Current policy under the federal government was initially signed into law in the 1960s, but has been updated many times over the last 50+ years. Our research team reviewed the policies listed on this page as well as many state and local policies and ordinances. This list is not exhaustive, but does highlight some of the more consistent policy related to historic preservation. On our Policy Recommendations tab, you will find the team's suggested policy updates that provide undervalued and underrepresented communities equitable opportunities in historic preservation.
National Historic Preservation Act of 1965
The National Historic Preservation Act of 1966 contained 3 major initiatives:
Advisory Council on Historic Preservation is made up of 23 public & private sector members. The role of the Council is to provide information to the President and Congress on preservation issues, to make policy recommendations and handle conflicts, and participate in the Section 106 review process.
Section 106 of the NHPA requires that each federal agency identify and assess the effects its actions may have on historic buildings.

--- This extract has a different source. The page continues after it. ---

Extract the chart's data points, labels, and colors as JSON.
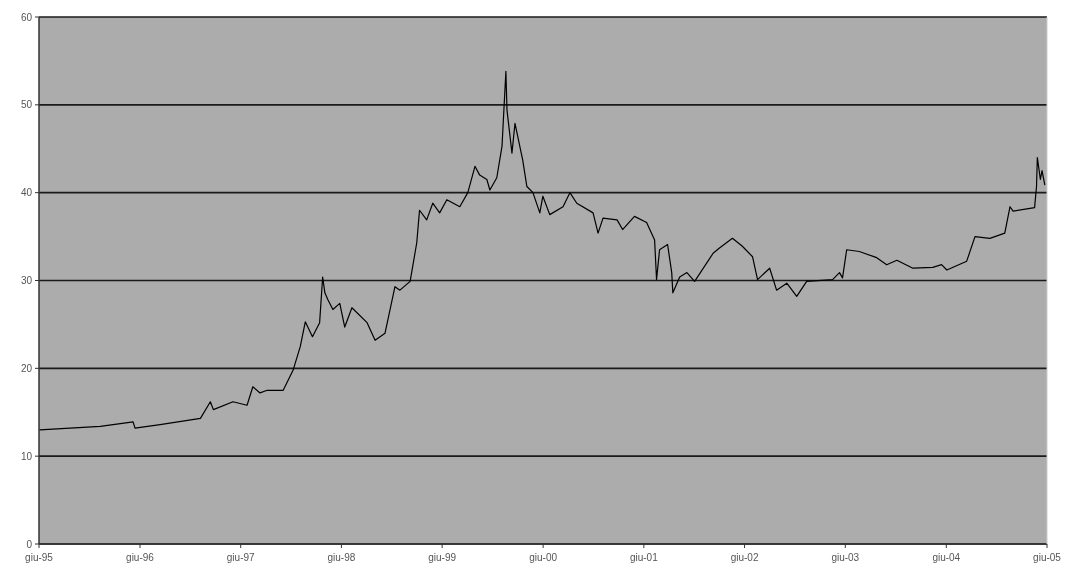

Under Section 106, each federal agency must consider public views and concerns about historic preservation issues when making final project decisions.
National Register of Historic Places: must meet at least one of four criteria (inclusion on this register makes sites eligible for grants, loans, and tax incentives, but does not automatically protect them from damage or destruction)
Criterion A, "Event", the property must make a contribution to the major pattern of American history.
Criterion B, "Person", is associated with significant people of the American past.
Criterion C, "Design/Construction", concerns the distinctive characteristics of the building by its architecture and construction, including having great artistic value or being the work of a master.
Criterion D, "Information potential", is satisfied if the property has yielded or may be likely to yield information important to prehistory or history
State Historic Preservation Office and Officer: coordinates statewide inventory of historic properties and can nominate sites to the National Register. Must also maintain a statewide preservation plan, and advise and educate local residents. Each state has this office, plus the District of Columbia, U.S. Territories (American Samoa, Commonwealth of the Northern Mariana Islands, Commonwealth of Puerto Rico, Guam, US Virgin Islands), and Freely Associated States (the Federated States of Micronesia, Republic of the Marshall Islands, Republic of Palau). Indigenous communities also have a Tribal Historic Preservation Officer, designated by the tribe, with the same function of the SHPO on tribal lands.
The NHPA of 1966 mandated that each SHPO must conduct a review and update statewide historic preservation plans every 10 years. This process, which can take up to 2 years, includes input from the public and private sectors, as well as individuals and community groups. The state plans are required to meet minimum requirements set forth by the Secretary of the Interior that meet consistent nationwide goals.
Archaeological Resources Protection Act of 1979
This is a federal law that was passed to protect the archaeological resources on federal and tribal lands. It was enacted to protect these resources for the benefit of all Americans. The Act includes provisions on removal and disposition of artifacts.
The Secretary of the Interior's
Standards for the Treatment of Historic Properties
With Guidelines for Preserving, Rehabilitating, Restoring,
and Reconstructing Historic Buildings
This updated version of the standards, originally codified in 1995, was released in 2016. In 2010, as the National Park Service approached its centennial anniversary, it announced a plan to examine procedures, guidelines, and standards within all programs to chart their path for the next 100 years. This updated document was part of that process. It includes an introduction and a chapter on each of the four types of projects: preservation, rehabilitation, restoration, and reconstruction of historic properties.
Native American Graves Protection
and Repatriation Act of 1990
The Native American Graves Protection and Repatriation Act (NAGPRA) was passed in 1990. This law stipulates the procedure for returning, or repatriating, cultural items to indigenous Americans, including human remains, funerary objects, sacred objects, or objects of cultural patrimony. Noncompliance and illegal trafficking are also penalized under this act.
The National Park Service: What is historic preservation and how does this agency support it?
The NPS employs archeologists, architects, curators, historians, landscape architects, and other cultural resource professionals who work both within national parks and outside of the system to preserve the past for future generations. The NPS believes preservation includes, “celebrating events, people, places, and ideas that we are proud of; other times it involves recognizing moments in our history that can be painful or uncomfortable to remember.”